Your Plastic Pal

Scott Bakker has a thoughtful piece which suggests we should be much more worried than we currently are about AIs that pass themselves off, superficially, as people.  Of course this is a growing trend, with digital personal assistants like Alexa or Cortana, that interact with users through spoken exchanges, enjoying a surge of popularity. In fact it has just been announced that those two are going to benefit from a degree of integration. That might raise the question of whether in future they will really be two entities or one with two names – although in one sense the question is nugatory.  When we’re dealing with AIs we’re not dealing with any persons at all; but one AI can easily present as any number of different simulated personal entities.

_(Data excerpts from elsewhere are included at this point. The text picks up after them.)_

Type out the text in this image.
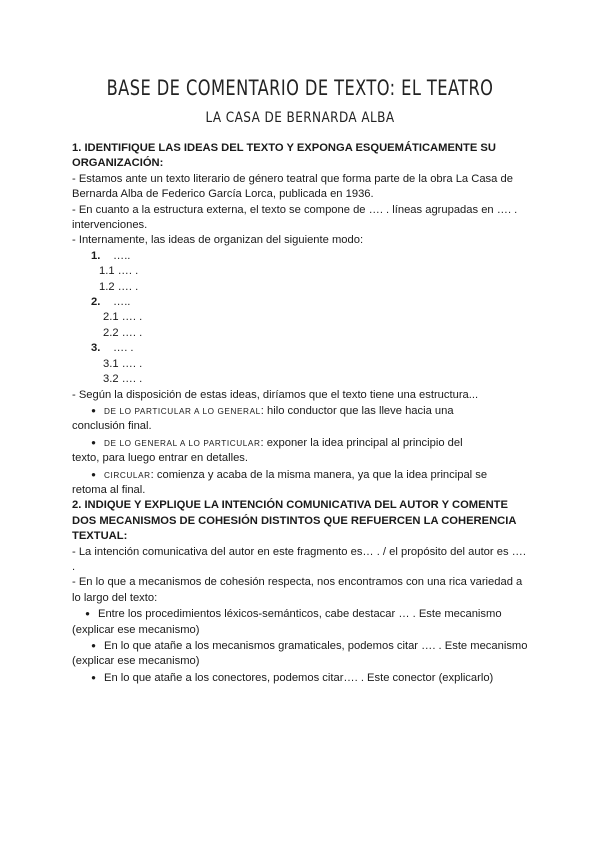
BASE DE COMENTARIO DE TEXTO: EL TEATRO
LA CASA DE BERNARDA ALBA
1. IDENTIFIQUE LAS IDEAS DEL TEXTO Y EXPONGA ESQUEMÁTICAMENTE SU
ORGANIZACIÓN:
- Estamos ante un texto literario de género teatral que forma parte de la obra La Casa de
Bernarda Alba de Federico García Lorca, publicada en 1936.
- En cuanto a la estructura externa, el texto se compone de …. . líneas agrupadas en …. .
intervenciones.
- Internamente, las ideas de organizan del siguiente modo:
1. …..
1.1 …. .
1.2 …. .
2. …..
2.1 …. .
2.2 …. .
3. …. .
3.1 …. .
3.2 …. .
- Según la disposición de estas ideas, diríamos que el texto tiene una estructura...
● DE LO PARTICULAR A LO GENERAL: hilo conductor que las lleve hacia una
conclusión final.
● DE LO GENERAL A LO PARTICULAR: exponer la idea principal al principio del
texto, para luego entrar en detalles.
● CIRCULAR: comienza y acaba de la misma manera, ya que la idea principal se
retoma al final.
2. INDIQUE Y EXPLIQUE LA INTENCIÓN COMUNICATIVA DEL AUTOR Y COMENTE
DOS MECANISMOS DE COHESIÓN DISTINTOS QUE REFUERCEN LA COHERENCIA
TEXTUAL:
- La intención comunicativa del autor en este fragmento es… . / el propósito del autor es …. .
- En lo que a mecanismos de cohesión respecta, nos encontramos con una rica variedad a
lo largo del texto:
● Entre los procedimientos léxicos-semánticos, cabe destacar … . Este mecanismo
(explicar ese mecanismo)
● En lo que atañe a los mecanismos gramaticales, podemos citar …. . Este mecanismo
(explicar ese mecanismo)
● En lo que atañe a los conectores, podemos citar…. . Este conector (explicarlo)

Some may feel I assume too much in saying so definitely that AIs are not persons. There is, of course, a massive debate about whether human consciousness can in principle be replicated by AI. But here we’re not dealing with that question, but with machines that do not attempt actual thought or consciousness and were never intended to; they only seek to interact in ways that seem human. In spite of that, we’re often very ready to treat them as if they were human. For Scott this is a natural if not inevitable consequence of the cognitive limitations that in his view condition or even generate the constrained human view of the world; however, you don’t have to go all the way with him in order to agree that evolution has certainly left us with a strong bias towards crediting things with agency and personhood.

Am I overplaying it? Nobody really supposes digital assistants are really people, do they? If they sometimes choose to treat them as if they were, it’s really no more than a pleasant joke, surely, a bit of a game?

Well, it does get a little more serious. James Vlahos has created a chat-bot version of his dying father, something I wouldn’t be completely comfortable with myself. In spite of his enthusiasm for the project, I do think that Vlahos is, ultimately, aware of its limitations. He knows he hasn’t captured his father’s soul or given him eternal digital life in any but the most metaphorical sense. He understands that what he’s created is more like a database accessed with conversational cues. But what if some appalling hacker made off with a copy of the dadbot, and set it to chatting up wealthy widows with its convincing life story, repertoire of anecdotes and charming phrases? Is there a chance they’d be taken in? I think they might be, and these things are only going to get better and more convincing.

Then again, if we set aside that kind of fraud (perhaps we’ll pick up that suggestion of a law requiring bots to identify themselves), what harm is there in spending time talking to a bot? It’s no more of a waste of time than some trivial game, and might even be therapeutic for some. Scott says that deprivation of real human contact can lead to psychosis or depression, and that talking to bots might degrade your ability to interact with people in real life; he foresees a generation of hikikomori, young men unable to deal with real social interactions, let alone real girlfriends.

Something like that seems possible, though it may be hard to tell whether excessive bot use would be cause, symptom, palliation, or all three. On the one hand we might make fools of ourselves, leaving the computer on all night in case switching it off kills our digital friend, or trying to give legal rights to non-existent digital people. Someone will certainly try to marry one, if they haven’t already. More seriously, getting used to robot pals might at least make us ruder and more impatient with human service providers, more manipulative and less respectful in our attitudes to crime and punishment, and less able to understand why real people don’t laugh at our jokes and echo back our opinions (is that… is that happening already?)

I don’t know what can be done about it; if Scott is anywhere near right, then these issues are too deeply rooted in human nature for us to change direction. Maybe in twenty years, these words, if not carried away by digital rot, will seem impossibly quaint and retrograde; readers will wonder what can have been wrong with my hidden layers.

(Speaking of bots, I recently wrote some short fiction about them; there are about fifteen tiny pieces which I plan to post here on Wednesdays until they run out. Normal posting will continue throughout, so if you don’t like Mrs Robb’s Bots, just ignore them.)